I've sat in enough sessions where the AI feature is technically live and technically capable and technically available, and the adoption rate is still stubbornly low, to know that the capability ceiling and the practical deployment floor are very different ceilings and floors.
What the Left Side of the Chart Actually Tells Us
The finding that genuinely surprised me when I first looked at this chart isn't the exposure of knowledge work. That aligns with what anyone working in this space would have expected. It's the relative insulation of the physical trades like construction, ground maintenance, food and serving, that deserves more scrutiny than it tends to get.
The instinct is to read that as "manual labour is safe." But I'd read it differently. The theoretical coverage is low because the task composition of those roles is dominated by physical, spatial, and sensory work that current AI systems simply can't touch. That's a capability constraint, not an adoption one. When the constraint shifts, and it will shift, though I'd be wary of anyone who claims to know exactly when, the adoption gap problem won't apply in the same way, because the deployment path for physical automation is fundamentally different.
The point isn't that trades workers can relax. It's that the safety of those roles rests on a genuinely different foundation than the exposure of knowledge roles. And that matters for how organisations and individuals think about what comes next.
The Organisational Implication Most Leaders Are Missing
Here's what I find comes up most consistently when I'm working through AI strategy with clients: the question of capability is largely resolved. The models exist. The theoretical coverage is real. The harder questions, the ones that actually determine whether value gets extracted from an AI investment, are governance questions, change management questions, data quality questions, and leadership behaviour questions.
The gap in Anthropic's chart is, in effect, a measurement of how poorly most organisations have answered those questions so far. Not because they're slow or incompetent, but because the pace at which AI capability has moved has outrun most organisations' ability to build the surrounding infrastructure to deploy it safely and effectively at scale.

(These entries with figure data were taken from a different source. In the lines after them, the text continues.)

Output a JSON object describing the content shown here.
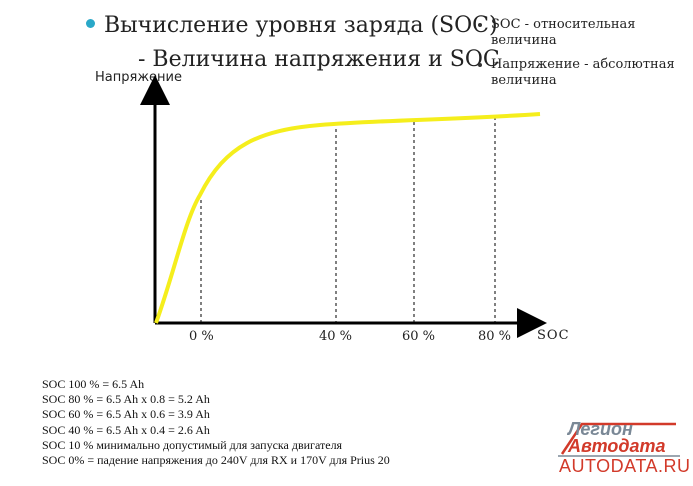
{
  "title": {
    "line1": "Вычисление уровня заряда (SOC)",
    "line2": "- Величина напряжения и SOC"
  },
  "side_notes": [
    "SOC - относительная величина",
    "Напряжение - абсолютная величина"
  ],
  "chart_data": {
    "type": "line",
    "ylabel": "Напряжение",
    "xlabel": "SOC",
    "x_ticks": [
      "0 %",
      "40 %",
      "60 %",
      "80 %"
    ],
    "series": [
      {
        "color": "#f5ee1c"
      }
    ],
    "reference_lines": [
      "0 %",
      "40 %",
      "60 %",
      "80 %"
    ]
  },
  "info_lines": [
    "SOC 100 % = 6.5 Ah",
    "SOC 80 % = 6.5 Ah x 0.8 = 5.2 Ah",
    "SOC 60 % = 6.5 Ah x 0.6 = 3.9 Ah",
    "SOC 40 % = 6.5 Ah x 0.4 = 2.6 Ah",
    "SOC 10 % минимально допустимый для запуска двигателя",
    "SOC 0% = падение напряжения до 240V для RX и 170V для Prius 20"
  ],
  "logo": {
    "line1": "Легион",
    "line2": "Автодата",
    "url": "AUTODATA.RU"
  },
  "colors": {
    "curve": "#f5ee1c",
    "bullet": "#2aa8c8",
    "logo_red": "#d23a2a",
    "logo_gray": "#7a8896"
  }
}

That infrastructure isn't glamorous. It doesn't make for a compelling conference presentation. But the organisations that will close that gap meaningfully in the next two to three years aren't the ones with the most sophisticated models. They're the ones that have quietly invested in the foundations: clear governance, strong change management, honest conversations with their workforce about what's changing and why, and enough real-world evidence from early use cases to build the trust that adoption depends on.
The 90% is a capability story. The 20 to 40% is an organisation story. And in my experience, the organisation story is almost always the harder one to resolve.